Of Rutland Street there is little to say. It is rather a dreary neighbourhood and the only building of interest in it is an old school which was built in 1808 as a School of Industry. It has long since been abandoned and is now used as a factory. The most interesting thing about the street is its name which as we have seen reflects the association of this district with the great Rutland family.

Georgian houses at the top of St James' Street. The house on the end was occupied by Lord Byron.
Georgian houses at the top of St James' Street. The house on the end was occupied by Lord Byron.

St. James's Street on the other hand is full both of beauty and interest. It is a thoroughfare of very great age and in 1395 we find it referred to as "Jamgate" and it was not until 1800 that it received its modern name. The last house on its north west side which is nowadays called Newstead House was the residence of Lord Byron when a boy. It was while living here that he perpetrated the well-known squib upon his bete noire, a relative living in Swine Green. This person had the misfortune to greatly offend the childish poet by reference to his lameness and probably to some of his many other childish faults. He was brought home in a state of high dudgeon and remained quiet and morose for some time. At last he burst out with the couplet:—

"I wish such a person never had been,
As the odious old woman who lives in Swine Green."

This outburst seemed to comfort him and it is curious that it has come down to our own day and is probably more frequently quoted than any other of the poet's utterances.

It was to this house that Leigh Hunt used to come to solace himself "with the singing of birds, the humming of bees and the whetting of the mower's scythe." He was an extraordinary character with considerable pretension to literary abilities. At Shelley's invitation he went out to Italy and arrived at Pisa just a week before Shelley was drowned. He had, however, contracted an acquaintance with Byron who was living in Pisa at the time, and together they attempted to found a journal called The Liberal, but it was not a success and soon became extinct. However, Hunt made shift with his literary abilities to live and although he and Byron never seemed to get on very well together, yet when they were apart they seem to have been extremely fond of each other and eventually Hunt wrote the life of Byron under the title of Lord Byron and his Contemporaries.

Georgian house on St James' Street (A Nicholson, 2004).
Georgian house on St James' Street (A Nicholson, 2004).

There is a great deal of delightful 18th century architecture in St. James's Street and the fan lights alone are worthy of most careful study.

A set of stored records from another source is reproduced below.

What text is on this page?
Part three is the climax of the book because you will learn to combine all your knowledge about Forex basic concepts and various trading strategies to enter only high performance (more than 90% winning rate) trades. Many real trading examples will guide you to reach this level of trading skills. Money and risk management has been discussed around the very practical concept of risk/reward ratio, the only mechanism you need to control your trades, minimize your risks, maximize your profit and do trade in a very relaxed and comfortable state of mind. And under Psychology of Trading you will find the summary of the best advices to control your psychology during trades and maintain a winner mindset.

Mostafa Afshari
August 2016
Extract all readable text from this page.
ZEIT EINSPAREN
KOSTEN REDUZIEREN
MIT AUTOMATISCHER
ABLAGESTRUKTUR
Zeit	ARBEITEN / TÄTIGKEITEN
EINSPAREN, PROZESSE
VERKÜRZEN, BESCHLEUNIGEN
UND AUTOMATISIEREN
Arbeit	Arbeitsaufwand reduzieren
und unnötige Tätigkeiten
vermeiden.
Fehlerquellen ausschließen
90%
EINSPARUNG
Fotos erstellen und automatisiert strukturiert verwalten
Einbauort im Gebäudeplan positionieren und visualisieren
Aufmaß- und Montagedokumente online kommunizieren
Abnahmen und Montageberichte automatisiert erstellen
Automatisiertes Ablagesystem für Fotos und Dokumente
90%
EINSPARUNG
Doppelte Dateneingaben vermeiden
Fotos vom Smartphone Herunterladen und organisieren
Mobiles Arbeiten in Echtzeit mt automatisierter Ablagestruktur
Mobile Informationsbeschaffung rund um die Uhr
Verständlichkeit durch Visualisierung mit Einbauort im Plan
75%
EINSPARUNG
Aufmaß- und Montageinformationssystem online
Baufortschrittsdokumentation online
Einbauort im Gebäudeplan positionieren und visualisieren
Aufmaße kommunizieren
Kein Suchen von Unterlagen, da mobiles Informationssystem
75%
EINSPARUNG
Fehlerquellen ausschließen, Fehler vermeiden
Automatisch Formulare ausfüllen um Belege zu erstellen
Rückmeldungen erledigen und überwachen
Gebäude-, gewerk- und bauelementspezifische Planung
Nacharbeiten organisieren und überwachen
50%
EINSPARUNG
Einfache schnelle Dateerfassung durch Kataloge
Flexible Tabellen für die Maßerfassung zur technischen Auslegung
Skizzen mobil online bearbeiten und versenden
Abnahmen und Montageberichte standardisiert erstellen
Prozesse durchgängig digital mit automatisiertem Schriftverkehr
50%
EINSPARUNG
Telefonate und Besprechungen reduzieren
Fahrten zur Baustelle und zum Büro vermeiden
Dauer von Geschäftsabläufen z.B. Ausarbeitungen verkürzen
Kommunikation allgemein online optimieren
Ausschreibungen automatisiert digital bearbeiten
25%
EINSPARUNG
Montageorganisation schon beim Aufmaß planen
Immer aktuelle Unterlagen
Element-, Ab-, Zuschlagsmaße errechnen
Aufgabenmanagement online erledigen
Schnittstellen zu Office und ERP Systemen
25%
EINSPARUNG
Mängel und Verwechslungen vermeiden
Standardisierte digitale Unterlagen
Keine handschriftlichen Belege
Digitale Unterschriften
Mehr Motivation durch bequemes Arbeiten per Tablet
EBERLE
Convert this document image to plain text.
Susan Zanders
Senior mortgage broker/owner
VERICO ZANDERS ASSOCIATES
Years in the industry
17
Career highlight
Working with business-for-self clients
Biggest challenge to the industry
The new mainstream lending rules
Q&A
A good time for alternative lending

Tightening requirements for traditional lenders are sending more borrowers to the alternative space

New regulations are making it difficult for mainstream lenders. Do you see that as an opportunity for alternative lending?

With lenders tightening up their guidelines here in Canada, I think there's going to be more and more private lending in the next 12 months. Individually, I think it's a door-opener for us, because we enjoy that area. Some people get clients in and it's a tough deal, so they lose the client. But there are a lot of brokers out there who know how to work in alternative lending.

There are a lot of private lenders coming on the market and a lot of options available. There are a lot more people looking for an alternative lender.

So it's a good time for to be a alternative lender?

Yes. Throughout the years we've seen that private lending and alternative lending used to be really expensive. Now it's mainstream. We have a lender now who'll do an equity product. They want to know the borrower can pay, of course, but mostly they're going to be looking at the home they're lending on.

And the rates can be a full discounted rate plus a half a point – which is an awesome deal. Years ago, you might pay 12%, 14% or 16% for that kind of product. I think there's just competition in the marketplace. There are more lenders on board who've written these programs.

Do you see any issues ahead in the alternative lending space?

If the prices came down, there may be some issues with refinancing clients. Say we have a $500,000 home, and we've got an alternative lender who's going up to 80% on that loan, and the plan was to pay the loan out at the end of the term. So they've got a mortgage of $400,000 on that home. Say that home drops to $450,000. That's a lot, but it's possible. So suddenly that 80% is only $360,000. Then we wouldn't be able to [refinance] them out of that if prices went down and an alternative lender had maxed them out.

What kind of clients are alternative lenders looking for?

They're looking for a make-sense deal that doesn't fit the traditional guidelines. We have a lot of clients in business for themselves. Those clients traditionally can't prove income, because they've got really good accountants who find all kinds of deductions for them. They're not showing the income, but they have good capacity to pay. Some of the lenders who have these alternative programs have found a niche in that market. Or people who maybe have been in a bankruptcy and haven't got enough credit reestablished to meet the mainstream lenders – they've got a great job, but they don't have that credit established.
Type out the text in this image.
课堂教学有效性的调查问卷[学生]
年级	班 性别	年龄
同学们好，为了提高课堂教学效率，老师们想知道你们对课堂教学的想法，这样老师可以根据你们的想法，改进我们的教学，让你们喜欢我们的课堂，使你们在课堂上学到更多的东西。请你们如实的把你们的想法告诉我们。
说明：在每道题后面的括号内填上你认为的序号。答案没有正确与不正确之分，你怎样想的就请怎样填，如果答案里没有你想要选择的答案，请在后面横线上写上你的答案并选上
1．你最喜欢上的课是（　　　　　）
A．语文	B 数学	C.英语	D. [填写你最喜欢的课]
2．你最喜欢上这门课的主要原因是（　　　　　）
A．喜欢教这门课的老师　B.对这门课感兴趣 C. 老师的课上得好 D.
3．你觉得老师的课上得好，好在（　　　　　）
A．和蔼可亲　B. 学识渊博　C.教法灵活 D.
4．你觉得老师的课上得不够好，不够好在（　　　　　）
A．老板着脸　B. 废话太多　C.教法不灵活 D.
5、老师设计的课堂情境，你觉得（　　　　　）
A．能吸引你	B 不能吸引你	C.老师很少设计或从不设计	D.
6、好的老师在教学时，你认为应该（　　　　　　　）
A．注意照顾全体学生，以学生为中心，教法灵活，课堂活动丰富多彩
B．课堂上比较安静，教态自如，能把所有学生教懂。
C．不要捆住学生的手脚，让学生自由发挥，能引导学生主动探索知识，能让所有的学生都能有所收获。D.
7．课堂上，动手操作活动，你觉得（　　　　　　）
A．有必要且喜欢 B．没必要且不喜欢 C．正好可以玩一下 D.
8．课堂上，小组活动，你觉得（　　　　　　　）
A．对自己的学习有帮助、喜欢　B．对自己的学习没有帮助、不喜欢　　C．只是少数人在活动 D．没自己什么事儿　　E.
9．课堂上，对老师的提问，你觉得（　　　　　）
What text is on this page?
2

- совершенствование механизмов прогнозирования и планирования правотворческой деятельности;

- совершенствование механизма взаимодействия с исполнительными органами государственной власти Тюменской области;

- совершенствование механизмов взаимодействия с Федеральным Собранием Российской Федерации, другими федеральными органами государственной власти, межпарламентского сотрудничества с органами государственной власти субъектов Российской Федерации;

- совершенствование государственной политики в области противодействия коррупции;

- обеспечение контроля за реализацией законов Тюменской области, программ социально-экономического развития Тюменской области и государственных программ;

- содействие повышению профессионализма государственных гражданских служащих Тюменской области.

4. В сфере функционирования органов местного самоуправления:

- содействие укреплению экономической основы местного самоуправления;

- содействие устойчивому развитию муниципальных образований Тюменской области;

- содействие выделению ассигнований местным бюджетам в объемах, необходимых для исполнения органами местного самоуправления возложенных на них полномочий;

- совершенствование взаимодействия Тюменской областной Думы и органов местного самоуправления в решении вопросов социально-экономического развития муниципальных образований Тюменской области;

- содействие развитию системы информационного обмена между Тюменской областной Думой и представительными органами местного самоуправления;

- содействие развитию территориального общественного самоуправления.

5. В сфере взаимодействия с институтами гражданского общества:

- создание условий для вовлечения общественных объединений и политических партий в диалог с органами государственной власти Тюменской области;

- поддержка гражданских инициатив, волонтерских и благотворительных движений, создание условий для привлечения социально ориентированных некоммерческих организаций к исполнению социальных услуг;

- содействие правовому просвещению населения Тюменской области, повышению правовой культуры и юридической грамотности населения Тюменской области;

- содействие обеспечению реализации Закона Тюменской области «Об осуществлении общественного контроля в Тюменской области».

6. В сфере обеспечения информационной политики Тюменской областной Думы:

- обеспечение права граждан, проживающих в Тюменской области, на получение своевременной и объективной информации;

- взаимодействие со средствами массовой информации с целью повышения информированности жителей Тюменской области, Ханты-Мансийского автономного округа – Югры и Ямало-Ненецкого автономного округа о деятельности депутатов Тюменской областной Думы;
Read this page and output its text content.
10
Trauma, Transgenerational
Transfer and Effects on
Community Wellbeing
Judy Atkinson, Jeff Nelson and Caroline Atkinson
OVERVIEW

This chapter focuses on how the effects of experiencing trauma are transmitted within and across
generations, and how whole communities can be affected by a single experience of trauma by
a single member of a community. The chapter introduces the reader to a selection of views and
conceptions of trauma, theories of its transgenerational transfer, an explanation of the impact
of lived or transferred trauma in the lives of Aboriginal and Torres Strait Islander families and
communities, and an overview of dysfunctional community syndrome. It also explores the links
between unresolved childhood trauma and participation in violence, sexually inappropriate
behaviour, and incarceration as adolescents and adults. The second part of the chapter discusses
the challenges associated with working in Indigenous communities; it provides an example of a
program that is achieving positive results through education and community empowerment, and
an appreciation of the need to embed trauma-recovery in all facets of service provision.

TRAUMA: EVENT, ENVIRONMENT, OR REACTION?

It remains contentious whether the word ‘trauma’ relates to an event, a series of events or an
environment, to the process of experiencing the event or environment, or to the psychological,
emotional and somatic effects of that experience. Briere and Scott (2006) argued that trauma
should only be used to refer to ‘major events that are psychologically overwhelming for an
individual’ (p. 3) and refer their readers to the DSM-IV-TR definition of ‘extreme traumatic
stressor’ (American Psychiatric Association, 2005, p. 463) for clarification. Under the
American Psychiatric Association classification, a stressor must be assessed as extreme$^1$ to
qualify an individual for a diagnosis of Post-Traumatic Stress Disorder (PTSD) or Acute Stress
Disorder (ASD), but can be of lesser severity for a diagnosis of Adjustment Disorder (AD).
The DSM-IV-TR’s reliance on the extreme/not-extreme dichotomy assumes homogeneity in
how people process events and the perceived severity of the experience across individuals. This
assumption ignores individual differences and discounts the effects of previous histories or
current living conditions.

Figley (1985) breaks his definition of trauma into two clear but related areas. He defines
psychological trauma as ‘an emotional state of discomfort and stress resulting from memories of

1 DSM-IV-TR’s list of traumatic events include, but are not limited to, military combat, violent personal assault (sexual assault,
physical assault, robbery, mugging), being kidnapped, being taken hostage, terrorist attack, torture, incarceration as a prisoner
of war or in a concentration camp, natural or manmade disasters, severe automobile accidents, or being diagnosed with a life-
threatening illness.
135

The Thoroton Press stands upon the vista of one of the delightful houses which line the northern side of the street and perhaps the most beautiful of all these houses is number 64. At one time in its career it was used as a hospital for the blind with a certain Mrs. Shipstone as Matron, but its chief claim to our attention is the extreme beauty of its details. Its staircase, whether for the ease of its ascent or the beauty of its enrichment, is noticeable even in a city of fine staircases such as is Nottingham, while the panelling, cornice and fireplace of the room at present used by the Medico-Chirurgical Society is worth a long journey to see.